Whilst many liberals still opposed concessions to the working classes, others, such as T. H. Green in Britain, began to see the need for greater state intervention to bring about some amelioration of the stark inequality and injustices that scarred society. This ‘new liberalism’ would eventually culminate in the Beveridge report and the establishment of the welfare state, but only after further and more intense social struggles on behalf of the excluded.
Losurdo urges ‘that we bid farewell to the myth of a gradual, peaceful transition from liberalism to democracy’ (p.341), neatly making the point that the two are by no means identical. Indeed, for most of the nineteenth century, liberalism was distinctly hostile to the idea of mass democracy based upon a universal franchise. Liberals, such as Robert Lowe, feared that the working classes would use the vote to press their own sectional interests as opposed to the general interests of society. Politics, henceforth, would be determined by the sheer numerical strength of the lower orders, rather than the wealth and intellect of the upper classes.

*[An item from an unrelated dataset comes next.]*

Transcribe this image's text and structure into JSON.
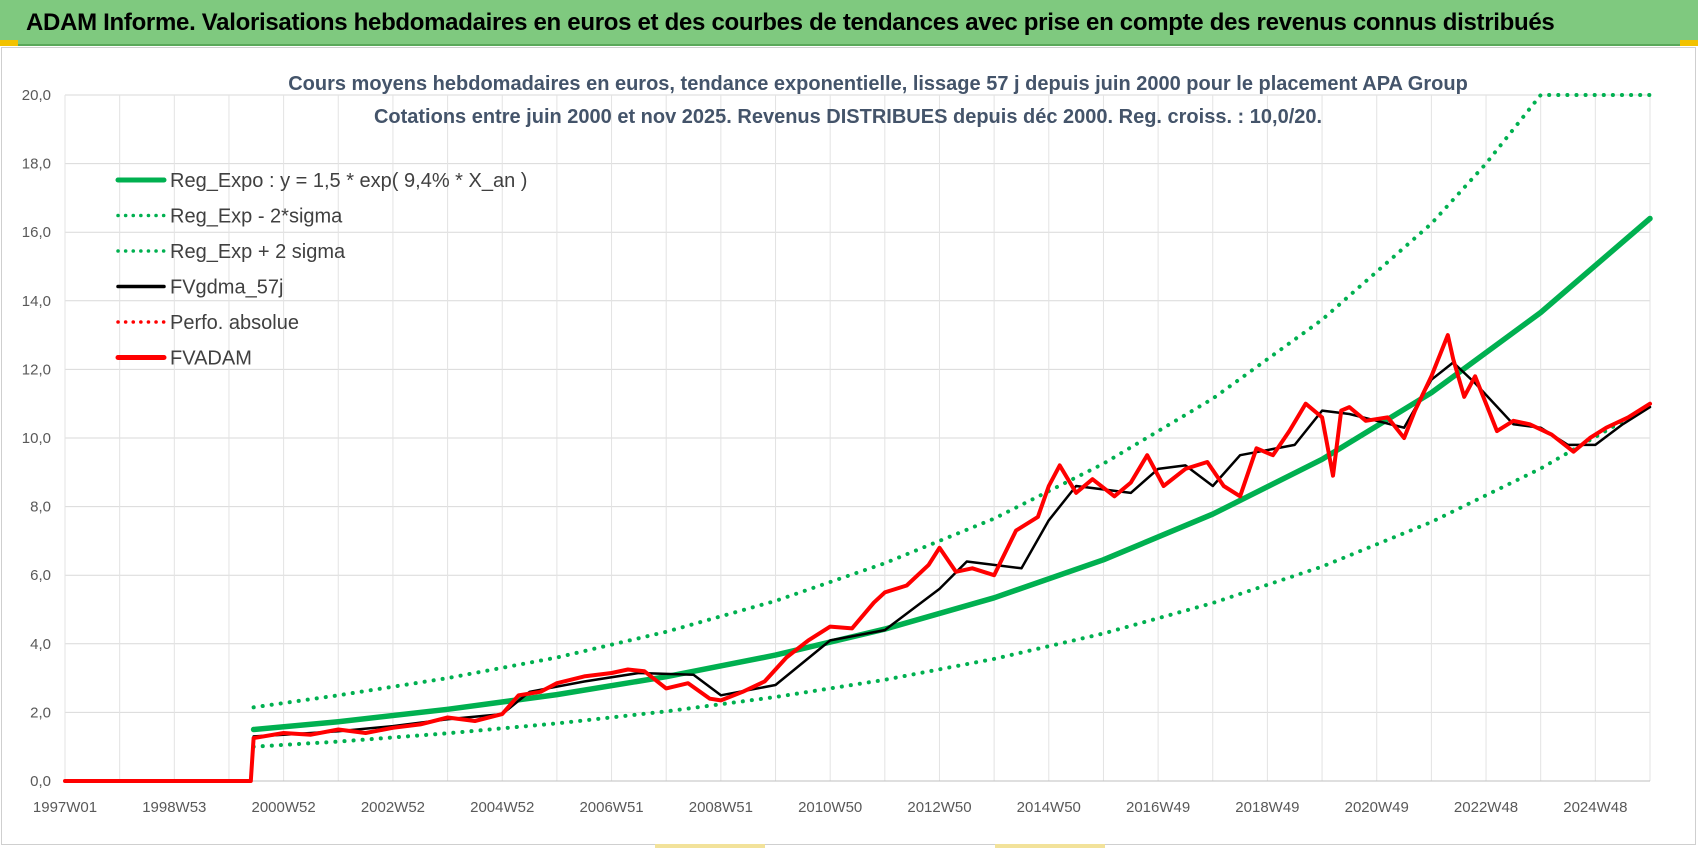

Liberalism was to undergo something of a transformation in terms of its attitude to democracy during the twentieth century. To a large extent, this was in order to meet the challenge posed by socialism and, in particular, by the Russian Revolution of 1917. As Lenin suggested, some sort of democratic republic was now seen as the best political shell for capitalism. However, the facts that many liberals from Locke onwards were simply opposed to democracy, that unprecedented violence was often required to bring about democratic change (the US Civil war), and that emancipation was very often external to the liberal world (San Domingo), all serve to underline Losurdo’s point about the myth of a peaceful transition.
Ultimately, Losurdo deems the most important reason for rejecting this myth to be the tangle of emancipation and dis-emancipation, meaning that the extension of the suffrage in Europe, was accompanied with simultaneous colonial expansion and the subjugation of peoples and races deemed inferior. Above all, liberalism sacrificed democracy on the altar of colonialism, slavery and empire.
In 2011, as great political struggles for democracy shake the Middle East and beyond, debates will emerge as to which ideological visions can best harness people’s desires for emancipation. Liberalism, despite its recent regression into neo-liberalism and consequent association with powerful economic elites, will no doubt be touted as the default ideological setting for these movements to adopt. Those who seek a deeper emancipation and more radical solutions will however need to move beyond the contradictions of liberalism. In such an ideological context, Losurdo’s critical history is a timely and invaluable contribution.